The PUC regulates all at-grade (surface street) railroad crossings in Colorado. The FRA has its own certification requirements including a nation-wide mandate for the next generation safety measure known as positive train control. Approvals from both agencies are required before the FRA can act on a pending “quiet zone” request from Denver and Aurora that would allow the A Line trains and freight trains in the same corridor to run quietly through the street crossings (horns would sound only in emergencies).
RTD has previously estimated quiet zone enactment within 60 days of final agency approval of the 12 at-grade crossings on the A Line as it travels between Denver Union Station and DIA. The PUC has not provided an estimate of when its final approval might be granted.
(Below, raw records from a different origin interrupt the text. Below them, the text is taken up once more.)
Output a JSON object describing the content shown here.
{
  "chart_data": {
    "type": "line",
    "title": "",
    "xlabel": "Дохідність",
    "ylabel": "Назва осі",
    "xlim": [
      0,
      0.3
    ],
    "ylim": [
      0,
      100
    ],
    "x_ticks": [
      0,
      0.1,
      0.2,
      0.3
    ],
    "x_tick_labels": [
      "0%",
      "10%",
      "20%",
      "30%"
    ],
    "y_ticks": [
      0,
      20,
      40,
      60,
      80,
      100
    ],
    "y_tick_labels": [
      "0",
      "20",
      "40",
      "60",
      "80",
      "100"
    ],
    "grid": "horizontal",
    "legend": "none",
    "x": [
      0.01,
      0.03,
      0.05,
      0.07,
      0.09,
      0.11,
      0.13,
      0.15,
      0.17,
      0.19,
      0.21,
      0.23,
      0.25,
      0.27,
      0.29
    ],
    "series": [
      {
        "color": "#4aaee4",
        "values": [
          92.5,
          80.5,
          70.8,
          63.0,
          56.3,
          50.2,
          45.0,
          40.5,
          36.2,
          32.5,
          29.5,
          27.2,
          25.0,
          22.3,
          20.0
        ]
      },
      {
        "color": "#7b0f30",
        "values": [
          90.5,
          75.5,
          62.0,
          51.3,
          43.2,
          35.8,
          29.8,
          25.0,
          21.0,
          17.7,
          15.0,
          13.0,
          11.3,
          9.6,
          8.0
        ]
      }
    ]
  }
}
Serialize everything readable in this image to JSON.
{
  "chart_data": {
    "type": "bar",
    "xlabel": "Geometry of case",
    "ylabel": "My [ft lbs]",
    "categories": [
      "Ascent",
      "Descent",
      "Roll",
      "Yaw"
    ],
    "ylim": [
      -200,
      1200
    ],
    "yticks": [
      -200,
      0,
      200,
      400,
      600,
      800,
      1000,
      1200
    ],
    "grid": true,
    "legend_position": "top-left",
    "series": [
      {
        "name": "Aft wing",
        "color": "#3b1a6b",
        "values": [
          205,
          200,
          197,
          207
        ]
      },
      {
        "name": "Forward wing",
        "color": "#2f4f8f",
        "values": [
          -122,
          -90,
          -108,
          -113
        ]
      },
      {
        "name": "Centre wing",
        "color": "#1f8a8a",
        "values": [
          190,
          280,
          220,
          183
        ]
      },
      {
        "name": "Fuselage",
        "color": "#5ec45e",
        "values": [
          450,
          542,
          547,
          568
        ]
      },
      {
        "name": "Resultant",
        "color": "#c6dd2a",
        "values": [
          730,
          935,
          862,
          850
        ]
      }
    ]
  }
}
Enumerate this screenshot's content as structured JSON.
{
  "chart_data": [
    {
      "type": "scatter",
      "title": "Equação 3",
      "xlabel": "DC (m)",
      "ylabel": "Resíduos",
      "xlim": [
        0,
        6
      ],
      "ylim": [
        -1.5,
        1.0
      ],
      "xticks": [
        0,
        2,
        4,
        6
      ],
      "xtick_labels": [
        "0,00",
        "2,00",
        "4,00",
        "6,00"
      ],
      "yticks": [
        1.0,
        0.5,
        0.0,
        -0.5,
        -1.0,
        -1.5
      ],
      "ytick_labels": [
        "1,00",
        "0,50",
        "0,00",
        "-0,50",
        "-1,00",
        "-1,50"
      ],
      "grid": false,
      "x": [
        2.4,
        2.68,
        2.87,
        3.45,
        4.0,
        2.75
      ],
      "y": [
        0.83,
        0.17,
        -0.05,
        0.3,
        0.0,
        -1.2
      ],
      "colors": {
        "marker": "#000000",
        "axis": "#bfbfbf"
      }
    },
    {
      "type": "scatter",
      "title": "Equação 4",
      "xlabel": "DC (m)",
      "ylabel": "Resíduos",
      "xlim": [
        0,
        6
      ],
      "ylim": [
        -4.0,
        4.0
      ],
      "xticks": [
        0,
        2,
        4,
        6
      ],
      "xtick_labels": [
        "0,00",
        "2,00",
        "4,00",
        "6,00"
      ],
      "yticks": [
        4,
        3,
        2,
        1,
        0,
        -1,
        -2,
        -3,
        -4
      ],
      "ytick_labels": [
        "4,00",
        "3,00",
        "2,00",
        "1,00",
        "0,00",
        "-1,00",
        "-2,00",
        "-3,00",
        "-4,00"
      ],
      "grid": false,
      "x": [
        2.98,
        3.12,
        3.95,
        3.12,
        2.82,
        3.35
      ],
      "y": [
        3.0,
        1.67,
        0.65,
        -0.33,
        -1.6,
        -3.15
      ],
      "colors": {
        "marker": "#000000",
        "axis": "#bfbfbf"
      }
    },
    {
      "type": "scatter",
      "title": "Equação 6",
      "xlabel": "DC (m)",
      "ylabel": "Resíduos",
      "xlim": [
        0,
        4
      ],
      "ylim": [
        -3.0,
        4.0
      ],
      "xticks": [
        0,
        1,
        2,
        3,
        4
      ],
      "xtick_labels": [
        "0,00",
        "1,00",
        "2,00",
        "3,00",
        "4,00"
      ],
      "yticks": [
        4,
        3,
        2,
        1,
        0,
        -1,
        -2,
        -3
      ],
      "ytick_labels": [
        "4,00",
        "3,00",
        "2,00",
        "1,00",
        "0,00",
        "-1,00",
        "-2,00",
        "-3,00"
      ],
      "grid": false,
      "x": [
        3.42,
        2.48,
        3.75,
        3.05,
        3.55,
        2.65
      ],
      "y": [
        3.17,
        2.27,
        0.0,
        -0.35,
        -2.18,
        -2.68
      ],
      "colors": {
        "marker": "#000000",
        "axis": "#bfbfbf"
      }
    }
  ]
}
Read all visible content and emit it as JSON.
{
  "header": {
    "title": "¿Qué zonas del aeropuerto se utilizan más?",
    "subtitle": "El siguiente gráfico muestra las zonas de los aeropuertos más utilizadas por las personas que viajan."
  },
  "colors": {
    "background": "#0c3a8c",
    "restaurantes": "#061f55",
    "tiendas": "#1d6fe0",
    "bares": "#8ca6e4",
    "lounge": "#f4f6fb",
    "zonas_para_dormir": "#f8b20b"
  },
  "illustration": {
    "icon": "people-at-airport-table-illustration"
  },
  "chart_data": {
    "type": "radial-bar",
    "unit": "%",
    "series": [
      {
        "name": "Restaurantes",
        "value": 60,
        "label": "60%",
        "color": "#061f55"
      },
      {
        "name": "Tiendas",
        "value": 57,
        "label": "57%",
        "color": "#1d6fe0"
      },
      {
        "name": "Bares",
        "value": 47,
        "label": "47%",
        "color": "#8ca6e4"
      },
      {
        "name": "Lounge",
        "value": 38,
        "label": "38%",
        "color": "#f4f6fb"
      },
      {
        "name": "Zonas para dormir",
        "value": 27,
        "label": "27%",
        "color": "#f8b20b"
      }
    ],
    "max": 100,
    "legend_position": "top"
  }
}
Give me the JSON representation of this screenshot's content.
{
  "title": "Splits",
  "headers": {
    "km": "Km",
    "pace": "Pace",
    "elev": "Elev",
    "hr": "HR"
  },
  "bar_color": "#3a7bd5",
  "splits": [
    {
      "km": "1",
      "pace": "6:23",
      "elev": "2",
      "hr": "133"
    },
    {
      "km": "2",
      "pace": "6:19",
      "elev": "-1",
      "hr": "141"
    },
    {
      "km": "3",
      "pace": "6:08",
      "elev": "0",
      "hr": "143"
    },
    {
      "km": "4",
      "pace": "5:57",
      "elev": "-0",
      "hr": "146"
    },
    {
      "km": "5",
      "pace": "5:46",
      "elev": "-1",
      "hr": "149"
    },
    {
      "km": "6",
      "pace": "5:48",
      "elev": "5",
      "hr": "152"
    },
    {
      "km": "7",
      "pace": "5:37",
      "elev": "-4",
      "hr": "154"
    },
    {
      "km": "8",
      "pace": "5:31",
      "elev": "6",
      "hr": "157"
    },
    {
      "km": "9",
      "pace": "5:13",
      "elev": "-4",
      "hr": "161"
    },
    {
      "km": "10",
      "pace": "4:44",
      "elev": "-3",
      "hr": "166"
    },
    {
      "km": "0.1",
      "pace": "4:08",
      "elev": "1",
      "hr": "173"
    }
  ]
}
The waivers essentially have allowed RTD to operate the A Line despite gates closing sooner and opening later than the FRA requires. A condition of the waivers has been deployment of flaggers at each crossing, an expense incurred by RTD’s concessionaire, Denver Transit Partners.
RTD’s confidence that it has solved the timing glitches affecting A Line crossings is reflected in a separate, April 12 request to the FRA to allow it to “recommence integration testing and operator training for the G Line” that runs from DUS to Arvada. That testing was suspended in the fall of 2016 until “performance improvements were implemented for the A and B Lines which we believe has now been achieved.”
Their site states they have a federal waiver through July 30, 2017.